- Relator(a)
- Ministro Ribeiro Dantas
- Órgão julgador
- Quinta Turma
- Data do julgamento
- 19/10/2017
- Data de publicação
- 25/10/2017
STJ – Acórdão, Rel. Ministro Ribeiro Dantas, Quinta Turma, j. 19/10/2017, p. 25/10/2017
PENAL. HABEAS CORPUS SUBSTITUTIVO DE RECURSO PRÓPRIO. INADEQUAÇÃO. TRÁFICO DE DROGAS. EXASPERAÇÃO DA PENA-BASE. MAUS ANTECEDENTES. REINCIDÊNCIA E CONDENAÇÃO ALCANÇADA PELO TEMPO DEPURADOR. FUNDAMENTOS VÁLIDOS. FRAÇÃO DA AGRAVANTE. TRIPLA REINCIDÊNCIA. APLICAÇÃO EM 1/4. AUMENTO PROPORCIONAL. AUSÊNCIA DE MANIFESTA ILEGALIDADE. WRIT NÃO CONHECIDO. 1. Esta Corte e o Supremo Tribunal Federal pacificaram orientação no sentido de que não cabe habeas corpus substitutivo do recurso legalmente previsto para a hipótese, impondo-se o não conhecimento da impetração, salvo quando constatada a existência de flagrante ilegalidade no ato judicial impugnado a justificar a concessão da ordem, de ofício. 2. A individualização da pena é uma atividade em que o julgador está vinculado a parâmetros abstratamente cominados pela lei, sendo-lhe permitido, entretanto, atuar discricionariamente na escolha da sanção penal aplicável ao caso concreto, após o exame percuciente dos elementos do delito, e em decisão motivada.
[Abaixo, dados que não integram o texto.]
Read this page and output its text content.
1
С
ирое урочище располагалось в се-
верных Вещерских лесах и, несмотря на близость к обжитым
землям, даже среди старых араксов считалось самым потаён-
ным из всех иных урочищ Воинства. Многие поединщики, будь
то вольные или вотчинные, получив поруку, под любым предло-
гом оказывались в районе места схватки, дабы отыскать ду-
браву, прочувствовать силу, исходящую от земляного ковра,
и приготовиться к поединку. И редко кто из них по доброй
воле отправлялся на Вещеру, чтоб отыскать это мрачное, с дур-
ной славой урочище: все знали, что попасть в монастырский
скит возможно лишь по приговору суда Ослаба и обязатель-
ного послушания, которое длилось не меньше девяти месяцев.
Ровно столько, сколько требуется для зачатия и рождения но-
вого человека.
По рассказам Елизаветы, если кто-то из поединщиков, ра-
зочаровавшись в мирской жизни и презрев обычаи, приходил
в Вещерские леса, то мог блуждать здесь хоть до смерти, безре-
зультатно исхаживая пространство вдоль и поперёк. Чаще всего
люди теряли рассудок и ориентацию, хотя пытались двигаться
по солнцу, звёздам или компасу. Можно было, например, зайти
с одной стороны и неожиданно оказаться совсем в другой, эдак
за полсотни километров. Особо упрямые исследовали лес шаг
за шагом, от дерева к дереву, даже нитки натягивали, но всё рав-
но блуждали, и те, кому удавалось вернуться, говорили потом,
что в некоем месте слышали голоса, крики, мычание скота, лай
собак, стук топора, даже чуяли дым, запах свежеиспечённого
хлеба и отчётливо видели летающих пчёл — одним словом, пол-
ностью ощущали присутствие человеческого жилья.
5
Dessarte, ressalvadas as hipóteses de manifesta ilegalidade ou arbitrariedade, é inadmissível às Cortes Superiores a revisão dos critérios adotados na dosimetria da pena. 3. Hipótese em que a pena-base foi exasperada em um ano de reclusão com fundamento nos maus antecedentes do paciente, por condenações anteriores pelo delito de furto, sendo apenas uma alcançada pelo período depurador, o que não se mostra desproporcional, tendo em vista as penas mínima e máxima do delito de tráfico de drogas (5 a 15 anos). 4. A jurisprudência deste Tribunal é reiterada no sentido de que, para a configuração dos maus antecedentes, a análise das condenações anteriores não está limitada ao período depurador quinquenal, previsto no art. 64, I, do CP, tendo em vista a adoção pelo Código Penal do Sistema da Perpetuidade. Precedentes. 5. O Superior Tribunal de Justiça firmou entendimento de que, embora ausente previsão legal acerca dos percentuais mínimo e máximo de elevação da pena em razão da incidência das agravantes, o incremento da pena em fração superior a 1/6 exige fundamentação concreta. No caso, a tripla reincidência do paciente constitui motivação válida para a escolha do índice de aumento em 1/4, o que afasta a intervenção excepcional desta Corte. 6. Habeas corpus não conhecido. (HC n. 416.509/SP, relator Ministro Ribeiro Dantas, Quinta Turma, julgado em 19/10/2017, DJe de 25/10/2017.)